Piggies in the middle of animal welfare efforts

By Yan Wanli | China Daily | Updated: 2018-08-09 07:01
Farmer Chen Lin feeds pigs at a farm he owns in Shaanxi province, where music is played to the animals and they are allowed unrestricted access to fields. Wei Yongxian/For China Daily

"About 95 percent of mother pigs in China are crammed so tightly in cages that they can't turn round. Their muscles wither and they become weak. Pigs raised for meat are kept in barren pens with uncomfortable floors and they have skin lesions and disease. Unhappy pigs get sick more quickly," Zhao said.

Moreover, he said that in the first weeks after birth piglets' teeth are usually deliberately ground down or clipped and their tails are docked to prevent them from biting one another or sustaining injuries that could become infected.

"Most farmers regard the old methods-such as raising pigs in confined spaces and limiting activity to increase their weight-as ways of maximizing profits. They don't know that raising pigs in better conditions can result in much higher profits," Zhao said.

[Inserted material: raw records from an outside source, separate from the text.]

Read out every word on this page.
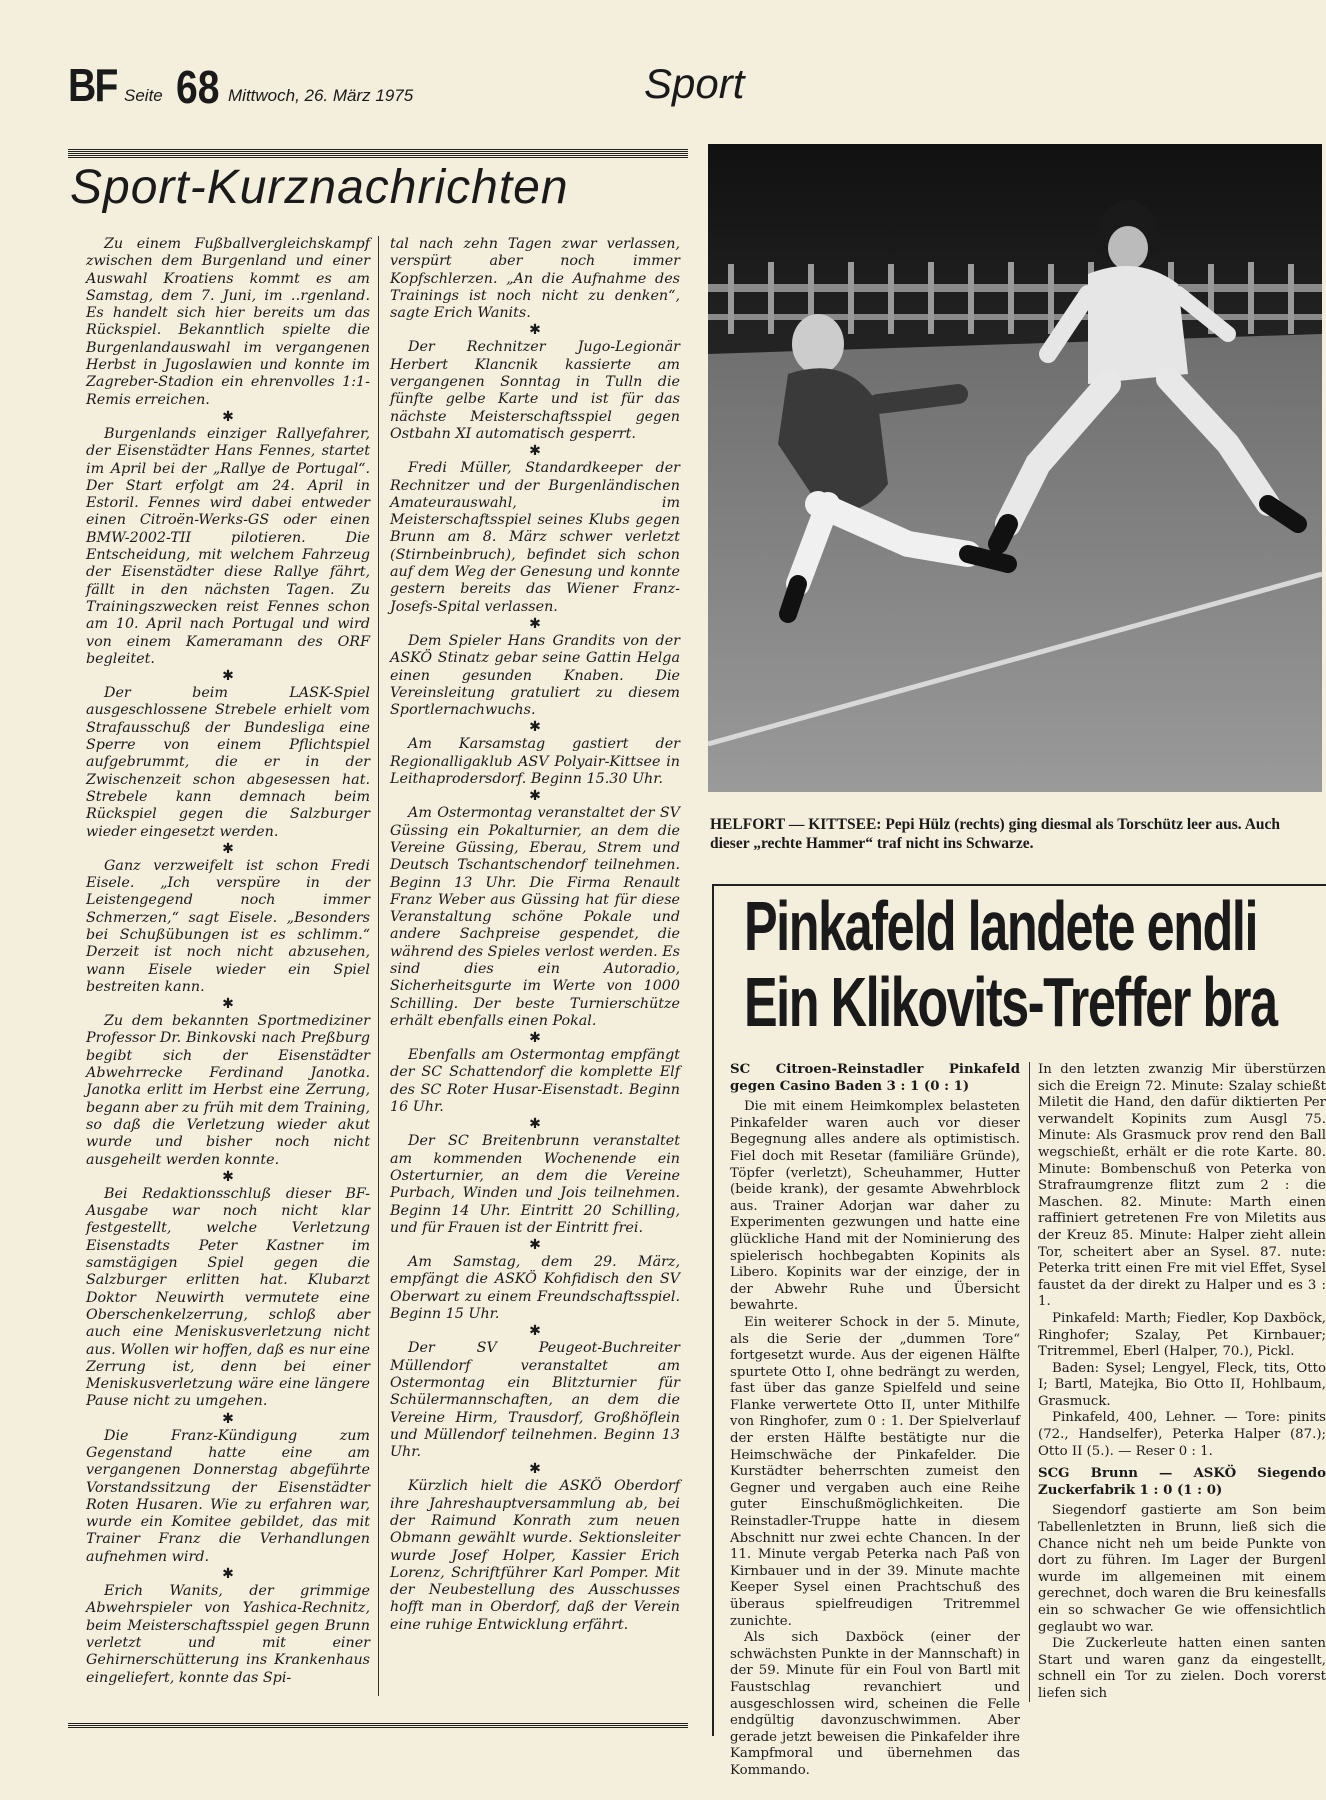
BF Seite 68 Mittwoch, 26. März 1975	Sport
Sport-Kurznachrichten

Zu einem Fußballvergleichskampf zwischen dem Burgenland und einer Auswahl Kroatiens kommt es am Samstag, dem 7. Juni, im ‥rgenland. Es handelt sich hier bereits um das Rückspiel. Bekanntlich spielte die Burgenlandauswahl im vergangenen Herbst in Jugoslawien und konnte im Zagreber-Stadion ein ehrenvolles 1:1-Remis erreichen.

✱

Burgenlands einziger Rallyefahrer, der Eisenstädter Hans Fennes, startet im April bei der „Rallye de Portugal“. Der Start erfolgt am 24. April in Estoril. Fennes wird dabei entweder einen Citroën-Werks-GS oder einen BMW-2002-TII pilotieren. Die Entscheidung, mit welchem Fahrzeug der Eisenstädter diese Rallye fährt, fällt in den nächsten Tagen. Zu Trainingszwecken reist Fennes schon am 10. April nach Portugal und wird von einem Kameramann des ORF begleitet.

✱

Der beim LASK-Spiel ausgeschlossene Strebele erhielt vom Strafausschuß der Bundesliga eine Sperre von einem Pflichtspiel aufgebrummt, die er in der Zwischenzeit schon abgesessen hat. Strebele kann demnach beim Rückspiel gegen die Salzburger wieder eingesetzt werden.

✱

Ganz verzweifelt ist schon Fredi Eisele. „Ich verspüre in der Leistengegend noch immer Schmerzen,“ sagt Eisele. „Besonders bei Schußübungen ist es schlimm.“ Derzeit ist noch nicht abzusehen, wann Eisele wieder ein Spiel bestreiten kann.

✱

Zu dem bekannten Sportmediziner Professor Dr. Binkovski nach Preßburg begibt sich der Eisenstädter Abwehrrecke Ferdinand Janotka. Janotka erlitt im Herbst eine Zerrung, begann aber zu früh mit dem Training, so daß die Verletzung wieder akut wurde und bisher noch nicht ausgeheilt werden konnte.

✱

Bei Redaktionsschluß dieser BF-Ausgabe war noch nicht klar festgestellt, welche Verletzung Eisenstadts Peter Kastner im samstägigen Spiel gegen die Salzburger erlitten hat. Klubarzt Doktor Neuwirth vermutete eine Oberschenkelzerrung, schloß aber auch eine Meniskusverletzung nicht aus. Wollen wir hoffen, daß es nur eine Zerrung ist, denn bei einer Meniskusverletzung wäre eine längere Pause nicht zu umgehen.

✱

Die Franz-Kündigung zum Gegenstand hatte eine am vergangenen Donnerstag abgeführte Vorstandssitzung der Eisenstädter Roten Husaren. Wie zu erfahren war, wurde ein Komitee gebildet, das mit Trainer Franz die Verhandlungen aufnehmen wird.

✱

Erich Wanits, der grimmige Abwehrspieler von Yashica-Rechnitz, beim Meisterschaftsspiel gegen Brunn verletzt und mit einer Gehirnerschütterung ins Krankenhaus eingeliefert, konnte das Spi-

tal nach zehn Tagen zwar verlassen, verspürt aber noch immer Kopfschlerzen. „An die Aufnahme des Trainings ist noch nicht zu denken“, sagte Erich Wanits.

✱

Der Rechnitzer Jugo-Legionär Herbert Klancnik kassierte am vergangenen Sonntag in Tulln die fünfte gelbe Karte und ist für das nächste Meisterschaftsspiel gegen Ostbahn XI automatisch gesperrt.

✱

Fredi Müller, Standardkeeper der Rechnitzer und der Burgenländischen Amateurauswahl, im Meisterschaftsspiel seines Klubs gegen Brunn am 8. März schwer verletzt (Stirnbeinbruch), befindet sich schon auf dem Weg der Genesung und konnte gestern bereits das Wiener Franz-Josefs-Spital verlassen.

✱

Dem Spieler Hans Grandits von der ASKÖ Stinatz gebar seine Gattin Helga einen gesunden Knaben. Die Vereinsleitung gratuliert zu diesem Sportlernachwuchs.

✱

Am Karsamstag gastiert der Regionalligaklub ASV Polyair-Kittsee in Leithaprodersdorf. Beginn 15.30 Uhr.

✱

Am Ostermontag veranstaltet der SV Güssing ein Pokalturnier, an dem die Vereine Güssing, Eberau, Strem und Deutsch Tschantschendorf teilnehmen. Beginn 13 Uhr. Die Firma Renault Franz Weber aus Güssing hat für diese Veranstaltung schöne Pokale und andere Sachpreise gespendet, die während des Spieles verlost werden. Es sind dies ein Autoradio, Sicherheitsgurte im Werte von 1000 Schilling. Der beste Turnierschütze erhält ebenfalls einen Pokal.

✱

Ebenfalls am Ostermontag empfängt der SC Schattendorf die komplette Elf des SC Roter Husar-Eisenstadt. Beginn 16 Uhr.

✱

Der SC Breitenbrunn veranstaltet am kommenden Wochenende ein Osterturnier, an dem die Vereine Purbach, Winden und Jois teilnehmen. Beginn 14 Uhr. Eintritt 20 Schilling, und für Frauen ist der Eintritt frei.

✱

Am Samstag, dem 29. März, empfängt die ASKÖ Kohfidisch den SV Oberwart zu einem Freundschaftsspiel. Beginn 15 Uhr.

✱

Der SV Peugeot-Buchreiter Müllendorf veranstaltet am Ostermontag ein Blitzturnier für Schülermannschaften, an dem die Vereine Hirm, Trausdorf, Großhöflein und Müllendorf teilnehmen. Beginn 13 Uhr.

✱

Kürzlich hielt die ASKÖ Oberdorf ihre Jahreshauptversammlung ab, bei der Raimund Konrath zum neuen Obmann gewählt wurde. Sektionsleiter wurde Josef Holper, Kassier Erich Lorenz, Schriftführer Karl Pomper. Mit der Neubestellung des Ausschusses hofft man in Oberdorf, daß der Verein eine ruhige Entwicklung erfährt.

HELFORT — KITTSEE: Pepi Hülz (rechts) ging diesmal als Torschütz leer aus. Auch dieser „rechte Hammer“ traf nicht ins Schwarze.
Pinkafeld landete endli
Ein Klikovits-Treffer bra

SC Citroen-Reinstadler Pinkafeld gegen Casino Baden 3 : 1 (0 : 1)

Die mit einem Heimkomplex belasteten Pinkafelder waren auch vor dieser Begegnung alles andere als optimistisch. Fiel doch mit Resetar (familiäre Gründe), Töpfer (verletzt), Scheuhammer, Hutter (beide krank), der gesamte Abwehrblock aus. Trainer Adorjan war daher zu Experimenten gezwungen und hatte eine glückliche Hand mit der Nominierung des spielerisch hochbegabten Kopinits als Libero. Kopinits war der einzige, der in der Abwehr Ruhe und Übersicht bewahrte.

Ein weiterer Schock in der 5. Minute, als die Serie der „dummen Tore“ fortgesetzt wurde. Aus der eigenen Hälfte spurtete Otto I, ohne bedrängt zu werden, fast über das ganze Spielfeld und seine Flanke verwertete Otto II, unter Mithilfe von Ringhofer, zum 0 : 1. Der Spielverlauf der ersten Hälfte bestätigte nur die Heimschwäche der Pinkafelder. Die Kurstädter beherrschten zumeist den Gegner und vergaben auch eine Reihe guter Einschußmöglichkeiten. Die Reinstadler-Truppe hatte in diesem Abschnitt nur zwei echte Chancen. In der 11. Minute vergab Peterka nach Paß von Kirnbauer und in der 39. Minute machte Keeper Sysel einen Prachtschuß des überaus spielfreudigen Tritremmel zunichte.

Als sich Daxböck (einer der schwächsten Punkte in der Mannschaft) in der 59. Minute für ein Foul von Bartl mit Faustschlag revanchiert und ausgeschlossen wird, scheinen die Felle endgültig davonzuschwimmen. Aber gerade jetzt beweisen die Pinkafelder ihre Kampfmoral und übernehmen das Kommando.

In den letzten zwanzig Mir überstürzen sich die Ereign 72. Minute: Szalay schießt Miletit die Hand, den dafür diktierten Per verwandelt Kopinits zum Ausgl 75. Minute: Als Grasmuck prov rend den Ball wegschießt, erhält er die rote Karte. 80. Minute: Bombenschuß von Peterka von Strafraumgrenze flitzt zum 2 : die Maschen. 82. Minute: Marth einen raffiniert getretenen Fre von Miletits aus der Kreuz 85. Minute: Halper zieht allein Tor, scheitert aber an Sysel. 87. nute: Peterka tritt einen Fre mit viel Effet, Sysel faustet da der direkt zu Halper und es 3 : 1.

Pinkafeld: Marth; Fiedler, Kop Daxböck, Ringhofer; Szalay, Pet Kirnbauer; Tritremmel, Eberl (Halper, 70.), Pickl.

Baden: Sysel; Lengyel, Fleck, tits, Otto I; Bartl, Matejka, Bio Otto II, Hohlbaum, Grasmuck.

Pinkafeld, 400, Lehner. — Tore: pinits (72., Handselfer), Peterka Halper (87.); Otto II (5.). — Reser 0 : 1.

SCG Brunn — ASKÖ Siegendo Zuckerfabrik 1 : 0 (1 : 0)

Siegendorf gastierte am Son beim Tabellenletzten in Brunn, ließ sich die Chance nicht neh um beide Punkte von dort zu führen. Im Lager der Burgenl wurde im allgemeinen mit einem gerechnet, doch waren die Bru keinesfalls ein so schwacher Ge wie offensichtlich geglaubt wo war.

Die Zuckerleute hatten einen santen Start und waren ganz da eingestellt, schnell ein Tor zu zielen. Doch vorerst liefen sich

According to studies conducted by the NGO in farms across the world, good animal welfare raises birth rates and reduces stress, injury and illness, thereby reducing the need for antibiotics.

Ultimately, pigs produce better-tasting meat if they are raised in good conditions.

Increased cooperation

Three large farms are cooperating with World Animal Protection to raise pigs in accordance with the principles of improved animal welfare: Dexing; Zhejiang Qinglian Food Co in Zhejiang province; and Beijing Dabeinong Technology Group Co in the capital.

In addition to reducing the length of time sows are caged and ending the docking of piglets' tails, the three companies have introduced automated systems to improve the animals' living conditions.

In 2016, Dexing built its first modern facility-based on the Nordic Smart Farm model-in Shantou, Guangdong, bringing state-of-the-art rearing technologies and management techniques to China for the first time.

Smart ventilation and intelligent feeding systems, allied to big data management methods, mean that only eight people are required to oversee the farm's 2,000 sows, which give birth to 50,000 piglets a year.

In fact, the small number of workers means the premises often look deserted.

Dexing now also operates Nordic Smart Farms in Shanghai and the provinces of Shanxi and Jilin.

The company has also imported automatic cleaning machines and detergents from Germany to cut the time it takes to clean the facility. For example, it used to take one worker a week to clean the pig shed, but the increased use of automation means the job can now be done in just two days.